Open bignay2000 opened 1 month ago
Hello,
There are two issues here that need to be checked.
Firstly, as a baseline, I verified the upgrade path from 3815.2.1 to stable 3815.2.3, and the /boot was about 47% full before update and 89% full after update. This means that either your environment had an already 50% /boot partition used before update or something happened during the update process that consumed more space than it should have. Can you confirm that the used space of /boot before the update was around 47%? Also, if you can provide the output of this tree command to investigate what is consuming that space (more info on https://github.com/flatcar/scripts/pull/1731):
tree -sifF /boot | sort -k2 -rn
Secondly, the update client should be fixed to error out and present a descriptive error message when this situation is happening, and then revert the update.
Can you please provide the url to the image you first used to see if the issue can be properly reproduced? I assume you have Proxmox with KVM as a hypervisor.
Thank you.
@bignay2000 you can install the tree
unix binary from an Ubuntu 22.04 (apt install tree) and just copy it over to Flatcar via SCP (/usr/bin/tree), it will work out of the box as it is a small static binary.
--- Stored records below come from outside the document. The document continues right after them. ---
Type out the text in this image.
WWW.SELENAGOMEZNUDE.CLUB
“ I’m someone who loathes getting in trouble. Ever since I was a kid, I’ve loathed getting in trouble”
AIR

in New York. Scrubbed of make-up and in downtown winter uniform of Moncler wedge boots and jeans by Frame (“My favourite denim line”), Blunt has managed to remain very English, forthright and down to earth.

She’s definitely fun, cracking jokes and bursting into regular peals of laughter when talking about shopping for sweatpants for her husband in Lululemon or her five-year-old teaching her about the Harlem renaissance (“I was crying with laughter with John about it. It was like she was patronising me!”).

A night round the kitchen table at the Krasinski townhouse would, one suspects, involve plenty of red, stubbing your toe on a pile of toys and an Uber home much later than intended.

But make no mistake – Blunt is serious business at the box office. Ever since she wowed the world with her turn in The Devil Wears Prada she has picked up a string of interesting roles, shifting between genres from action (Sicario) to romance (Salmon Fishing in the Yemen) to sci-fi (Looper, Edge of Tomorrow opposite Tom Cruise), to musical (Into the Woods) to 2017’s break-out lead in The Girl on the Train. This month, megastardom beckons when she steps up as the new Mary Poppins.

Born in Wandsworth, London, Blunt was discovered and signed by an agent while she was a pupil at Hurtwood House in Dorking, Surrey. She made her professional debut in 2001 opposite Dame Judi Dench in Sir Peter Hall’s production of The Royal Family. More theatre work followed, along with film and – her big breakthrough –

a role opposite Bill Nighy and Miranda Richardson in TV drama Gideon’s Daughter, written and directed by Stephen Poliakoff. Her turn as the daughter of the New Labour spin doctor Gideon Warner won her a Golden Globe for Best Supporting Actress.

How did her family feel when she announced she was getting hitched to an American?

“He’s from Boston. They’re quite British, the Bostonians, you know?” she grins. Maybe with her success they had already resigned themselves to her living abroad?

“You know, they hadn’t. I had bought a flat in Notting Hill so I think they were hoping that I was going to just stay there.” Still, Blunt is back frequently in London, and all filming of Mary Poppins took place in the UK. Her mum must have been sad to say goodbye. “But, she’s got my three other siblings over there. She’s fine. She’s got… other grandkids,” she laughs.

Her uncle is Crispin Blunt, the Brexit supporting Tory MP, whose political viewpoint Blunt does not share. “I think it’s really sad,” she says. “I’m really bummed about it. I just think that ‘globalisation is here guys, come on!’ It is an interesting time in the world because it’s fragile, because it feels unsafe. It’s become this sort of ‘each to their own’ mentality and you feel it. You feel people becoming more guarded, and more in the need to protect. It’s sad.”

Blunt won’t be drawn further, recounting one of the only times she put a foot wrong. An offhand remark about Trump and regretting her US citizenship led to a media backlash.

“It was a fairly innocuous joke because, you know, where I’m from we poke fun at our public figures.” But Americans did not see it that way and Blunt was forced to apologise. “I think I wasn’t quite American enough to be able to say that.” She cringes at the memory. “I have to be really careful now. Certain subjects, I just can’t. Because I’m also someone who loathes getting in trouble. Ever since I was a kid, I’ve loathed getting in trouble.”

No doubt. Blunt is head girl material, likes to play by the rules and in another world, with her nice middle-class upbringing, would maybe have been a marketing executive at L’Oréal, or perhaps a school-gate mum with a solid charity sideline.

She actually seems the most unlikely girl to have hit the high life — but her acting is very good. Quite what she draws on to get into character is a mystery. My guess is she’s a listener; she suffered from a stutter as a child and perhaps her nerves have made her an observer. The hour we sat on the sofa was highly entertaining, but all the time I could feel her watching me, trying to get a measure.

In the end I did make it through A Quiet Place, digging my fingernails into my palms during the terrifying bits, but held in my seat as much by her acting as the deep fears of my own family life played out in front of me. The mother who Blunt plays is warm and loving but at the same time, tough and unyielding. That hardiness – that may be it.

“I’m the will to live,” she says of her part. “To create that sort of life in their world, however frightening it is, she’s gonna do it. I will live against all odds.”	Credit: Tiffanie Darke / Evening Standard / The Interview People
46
scp fails to be able to copy a file from my Mac to this server, so not able to get tree on the server.
I was able to do a "tar -cvpzf boot.tar.gz boot" and gunzip up the boot folder and transfer the file via http. Below is a screenshot.
Any idea what this FSCK0000.REC file does and any idea why it's dated 1/1/1980?
file system consistency check - fsck appears to have ran and left this file behind. https://en.wikipedia.org/wiki/Fsck - per this article, BTRS can trigger an automatic consistency check and then leave this behind.
So looks like their needs to be a third fix here to write *.REC files somewhere else on the drive?
I am trying to leave this server broken so we can figure out root cause.. so don't want to fix the scp issue trying to get tree on the file system... Let me know if I can provide more information
I am trying to leave this server broken so we can figure out root cause.. so don't want to fix the scp issue trying to get tree on the file system... Let me know if I can provide more information
it is great that you found the file that gobbled up the space, tree
was just a suggestion to reach the same outcome.
The only thing that I can think of is a data corruption issue that happened from unknown hardware or maybe network transitory issues.
Maybe @jepio has more insight on this change and if it could have changed anything if it is a software issue (https://github.com/flatcar/update_engine/commit/53262f6ac6e641777526815d35eff0154f688500#diff-3f98f459f8b031989459690e30f38f48446d57c3355aaec9badbb98621c4832dR53)?
journalctl
might hold some information on the matter, although unlikely if the instance has been rebooted. Still, it is worth a try. Can you please share the output of journalctl
full log? If not possible to share the full log, maybe you can grep for btrfs
or fsck
or REC
words.
Thanks.
scp fails to be able to copy a file from my Mac to this server, so not able to get tree on the server.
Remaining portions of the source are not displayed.